The Sermon on the Stall



I was at work the other day, unloading a nasty batch of porcelain lamps with two or three other guys. Hot, hard, heavy work, and we all were bitching long and loud about it. "Oh, the futility of it all," we moaned. The guys made no bones about how much they hated working the docks like this, day in and day out, with the shipments never stopping or even slowing down. They'd been at it for years, and seemed pretty bitter about it. Midway through the load, exhausted, my hands and back throbbing like mad, dripping with sweat, I took a few seconds off and headed to the bathroom.
It was a grungy place--one urinal, one stall, a crumbling sink, walls that weren't exactly pristine if you get my drift. I went into the stall expecting to find the place scribbled with everything from f-word tirades to rants against the establishment to phone numbers of local scabies-carrying prostitutes. What I found was one message, written in a black magic marker:

"Jesus Loves You, so Love Him"

What's something like this doing on a dock restroom wall? Where's the other stuff, the curses, the vulgarity? This is a place where the f-word is dropped like it's "the," where the boss is generally regarded as more or less equal to a neo-Nazi child molester.
Where's all the stuff on the filty bathroom walls that says this?

Then I began to wonder, who put that there?
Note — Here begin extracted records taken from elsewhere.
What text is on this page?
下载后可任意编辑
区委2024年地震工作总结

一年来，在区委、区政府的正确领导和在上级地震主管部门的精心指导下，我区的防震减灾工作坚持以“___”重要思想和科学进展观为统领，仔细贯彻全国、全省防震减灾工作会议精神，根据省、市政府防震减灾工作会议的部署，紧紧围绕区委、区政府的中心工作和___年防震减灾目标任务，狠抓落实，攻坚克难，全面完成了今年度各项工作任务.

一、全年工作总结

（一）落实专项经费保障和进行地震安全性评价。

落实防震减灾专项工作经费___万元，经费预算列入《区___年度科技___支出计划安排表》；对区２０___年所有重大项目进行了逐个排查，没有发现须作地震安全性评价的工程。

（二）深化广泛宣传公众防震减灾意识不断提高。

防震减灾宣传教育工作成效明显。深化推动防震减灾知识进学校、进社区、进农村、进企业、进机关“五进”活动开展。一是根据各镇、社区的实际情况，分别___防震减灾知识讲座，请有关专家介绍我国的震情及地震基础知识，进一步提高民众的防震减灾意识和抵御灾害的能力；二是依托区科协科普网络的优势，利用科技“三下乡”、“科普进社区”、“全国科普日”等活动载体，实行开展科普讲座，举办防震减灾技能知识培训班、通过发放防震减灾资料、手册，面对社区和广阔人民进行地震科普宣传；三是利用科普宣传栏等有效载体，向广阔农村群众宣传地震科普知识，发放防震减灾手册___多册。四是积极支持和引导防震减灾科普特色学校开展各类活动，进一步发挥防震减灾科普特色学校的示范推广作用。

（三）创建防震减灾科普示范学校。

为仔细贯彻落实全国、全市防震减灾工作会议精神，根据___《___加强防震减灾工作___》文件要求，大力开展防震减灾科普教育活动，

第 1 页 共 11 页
Surely not one of those disgruntled dockworkers I was just talking with. Maybe a truck driver passing through on a lonely Sunday. Maybe the boss himself, in a scheme to get his employees to clean up and shape up.

Before my mind went any further, I stopped. I asked myself if I really wanted to know who put that message there, and why. I told myself that it was just there, and that was that. Make no mistake about it, I said to myself, dockworking is a tough profession, very tough. As tough as any such job out there, probably. But it's a job. It pays money, and it's honest work. Nobody dies doing it, and nobody robs anybody else doing it. Sure, it's a royal pain, but the pain ends after the day's done. How much stress comes with a job like this? How many important decisions do you have to make? How many lives do you hold in your hands?
With that, I washed my hands and went back to work. I had to fight off the urge to whistle.